Blood Pressure Medication Slows Heart Fibrosis, and Probably Heart Disease, in MD Patients

Magdalena Kegel avatar

by Magdalena Kegel |

Treating muscular dystrophy patients with ACE inhibitors lowered heart fibrosis development.

Treating Duchenne and Becker’s muscular dystrophy patients with angiotensin-converting enzyme (ACE) blocking drugs at early disease stages may slow the development of heart fibrosis and, as a consequence, offer patients a better prognosis.

Those findings are in the study “Myocardial Fibrosis Progression in Duchenne and Becker Muscular Dystrophy,” which was published in the journal JAMA Cardiology. It also showed that detection of fibrosis using magnetic resonance imaging (MRI) of the heart, better predicted heart problems in patients than conventional heart examinations, such as electrocardiography.
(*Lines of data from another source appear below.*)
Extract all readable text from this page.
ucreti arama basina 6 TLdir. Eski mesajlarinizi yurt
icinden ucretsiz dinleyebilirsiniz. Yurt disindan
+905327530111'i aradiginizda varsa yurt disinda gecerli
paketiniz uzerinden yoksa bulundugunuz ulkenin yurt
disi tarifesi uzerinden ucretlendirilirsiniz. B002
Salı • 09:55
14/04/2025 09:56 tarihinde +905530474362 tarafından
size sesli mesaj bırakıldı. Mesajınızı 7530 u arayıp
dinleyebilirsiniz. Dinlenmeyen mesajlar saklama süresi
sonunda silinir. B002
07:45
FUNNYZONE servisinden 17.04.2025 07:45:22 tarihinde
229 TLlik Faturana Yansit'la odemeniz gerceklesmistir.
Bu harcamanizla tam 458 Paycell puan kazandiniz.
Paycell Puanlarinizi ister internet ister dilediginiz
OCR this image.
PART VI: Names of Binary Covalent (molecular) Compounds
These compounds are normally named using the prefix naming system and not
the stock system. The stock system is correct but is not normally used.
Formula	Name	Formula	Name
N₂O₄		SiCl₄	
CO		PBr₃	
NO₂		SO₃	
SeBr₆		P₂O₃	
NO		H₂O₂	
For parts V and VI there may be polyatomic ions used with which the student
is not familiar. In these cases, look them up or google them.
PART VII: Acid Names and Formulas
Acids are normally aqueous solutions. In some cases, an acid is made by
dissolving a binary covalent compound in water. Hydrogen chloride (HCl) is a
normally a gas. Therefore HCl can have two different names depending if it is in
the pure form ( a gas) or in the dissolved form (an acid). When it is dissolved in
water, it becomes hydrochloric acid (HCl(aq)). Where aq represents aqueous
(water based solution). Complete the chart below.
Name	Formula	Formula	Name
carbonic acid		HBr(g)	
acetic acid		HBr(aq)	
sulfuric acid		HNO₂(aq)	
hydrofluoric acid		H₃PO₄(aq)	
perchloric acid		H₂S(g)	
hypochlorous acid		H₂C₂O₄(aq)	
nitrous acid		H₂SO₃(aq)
Researchers at the University of São Paulo Medical School in Brazil previously had investigated heart fibrosis in the two types of muscular dystrophies with the help of cardiovascular magnetic resonance scans. To explore whether ACE blockers — a type of medicine used to treat high blood pressure — may impact the outcomes of patients, the team designed a Phase 3 clinical trial (NCT02432885).

The trial randomized 42 muscular dystrophy patients with heart fibrosis, but preserved heart output, to receive the ACE blocker Enalapril (marketed as Epaned or Vaster), or no treatment. The majority, 39 patients, had Duchenne muscular dystrophy, and the mean age was 12.1 years.

All participants underwent a heart scan at the study start, and then again after two years. Researchers noted that the untreated patients had a significantly larger increase in fibrosis — 10% compared to only 3.1% in the treated group.

The increase in fibrosis did not lead to a significant change in the fibrosis percentage of left ventricular mass among treated patients. Untreated patients, on the other hand, had increased their proportion of fibrosis to the total mass of the left ventricle.

Corticosteroid treatment was not linked to the amount of fibrosis at study start, and did not impact the rate of fibrosis development. In contrast, an analysis showed that treatment was the only predictor of preserved left ventricle ejection fraction (the proportion of blood that leaves the heart during each contraction).

Researchers also studied how heart disease developed in two other groups of patients; 13 patients with a poor heart function, defined as an ejection fraction of less than 50%, and 21 patients with a preserved heart function and no fibrosis. The first group received heart medications in addition to standard muscular dystrophy care.

The study showed that while patients in the first group developed more fibrosis over time, those without fibrosis at the study’s start did not. This finding may have been influenced by age, because age could predict fibrosis both at study start and at the follow-up two years later.

Also, researchers noted that as fibrosis increased with age, levels of creatine kinase decreased. Among those patients, the team could not see that corticosteroid treatment impacted fibrosis development.

The presence of fibrosis, however, could indicate that a patient would fare worse than those without. Four patients died during the study, and fibrosis levels in these four were significantly higher than in those who did not die.

Also, patients with fibrosis had a higher risk of experiencing heart problems compared to those without. Researchers also showed that the traditional heart measures chest radiography, electrocardiography, and echocardiography were not sensitive in detecting heart fibrosis. These methods also could not predict if patients would experience heart problems.